Technology suited to the task includes existing encryption software, the HTTPS secure method of transferring information over the Web and the Kerberos authentication system, Schwartz said.

He said one part of the authentication system could work similarly to the DNS system, a database distributed across thousands of Internet servers that collectively handles the task of pointing a computer to the correct computer for a Web site.

The DNS parallel would be analogous to basic username/password authentication, Schwartz said, but the Liberty Alliance also will accommodate other, more controlled services that use more secure sign-on techniques such as identity cards or fingerprints.

The alliance doesn't yet have a schedule for release of the draft or final specification, Schwartz said.

In fact, it barely even has a system of governance. The alliance will have a group of directors and a lower level of membership, with directorships changing periodically to ensure no single company exerts too much control, Schwartz said.

In the conference call, Schwartz added that submitting the specification to standardization groups such as the Internet Engineering Task Force is possible, but he said standardization groups aren't set up for managing business relationships, determining public policy, or certifying brand compliance.

The alliance will have a brand that indicates compliance with the specification, Schwartz said, but it's possible different terminology will be used than "Liberty Alliance," which already is affiliated with a Jerry Falwell Ministries Web site.
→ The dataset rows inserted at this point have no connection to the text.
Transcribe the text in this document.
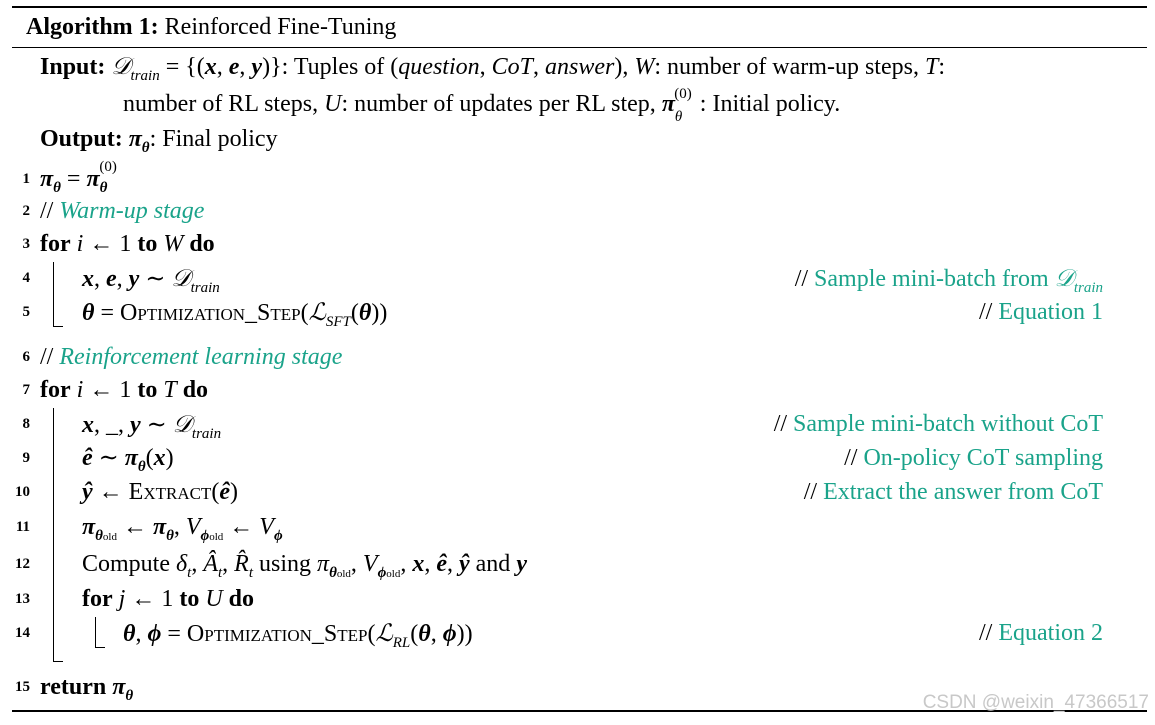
Algorithm 1: Reinforced Fine-Tuning
Input: 𝒟$_{train}$ = {(x, e, y)}: Tuples of (question, CoT, answer), W: number of warm-up steps, T:
number of RL steps, U: number of updates per RL step, $\pi_\theta^{(0)}$ : Initial policy.
Output: $\pi_\theta$: Final policy
1 $\pi_\theta = \pi_\theta^{(0)}$
2 // Warm-up stage
3 for i ← 1 to W do
4 x, e, y ∼ 𝒟$_{train}$	// Sample mini-batch from 𝒟$_{train}$
5 θ = Optimization_Step(ℒ$_{SFT}$(θ))	// Equation 1
6 // Reinforcement learning stage
7 for i ← 1 to T do
8 x, _, y ∼ 𝒟$_{train}$	// Sample mini-batch without CoT
9 ê ∼ $\pi_\theta(x)$	// On-policy CoT sampling
10 ŷ ← Extract(ê)	// Extract the answer from CoT
11 $\pi_{\theta old}$ ← $\pi_\theta$, $V_{\phi old}$ ← $V_\phi$
12 Compute $\delta_t$, $Â_t$, $R̂_t$ using $\pi_{\theta old}$, $V_{\phi old}$, x, ê, ŷ and y
13 for j ← 1 to U do
14	θ, ϕ = Optimization_Step(ℒ$_{RL}$(θ, ϕ))	// Equation 2
15 return $\pi_\theta$	CSDN @weixin_47366517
Sun's Java card technology can be used to authenticate computer users, and indeed Java card companies ActivCard, Schlumberger and Gemplus are part of the alliance. But Schwartz said the alliance won't be used to push a particular company's products.

The Java card makes it harder to fake an identity because it requires a user to have both a Java card and its password. Java cards are used in the Common Access Card identification system being distributed to the 4.3 million members of the U.S. armed forces, Sun has said.

McNealy said the initiative will affect all Sun products. First, Sun will keep track of its own customers using a "Liberty-compatible" approach. Second, the Sun One effort to power sophisticated services available over the Internet will incorporate the Liberty specification. And third, Sun's iPlanet e-commerce software products will incorporate the Liberty specification.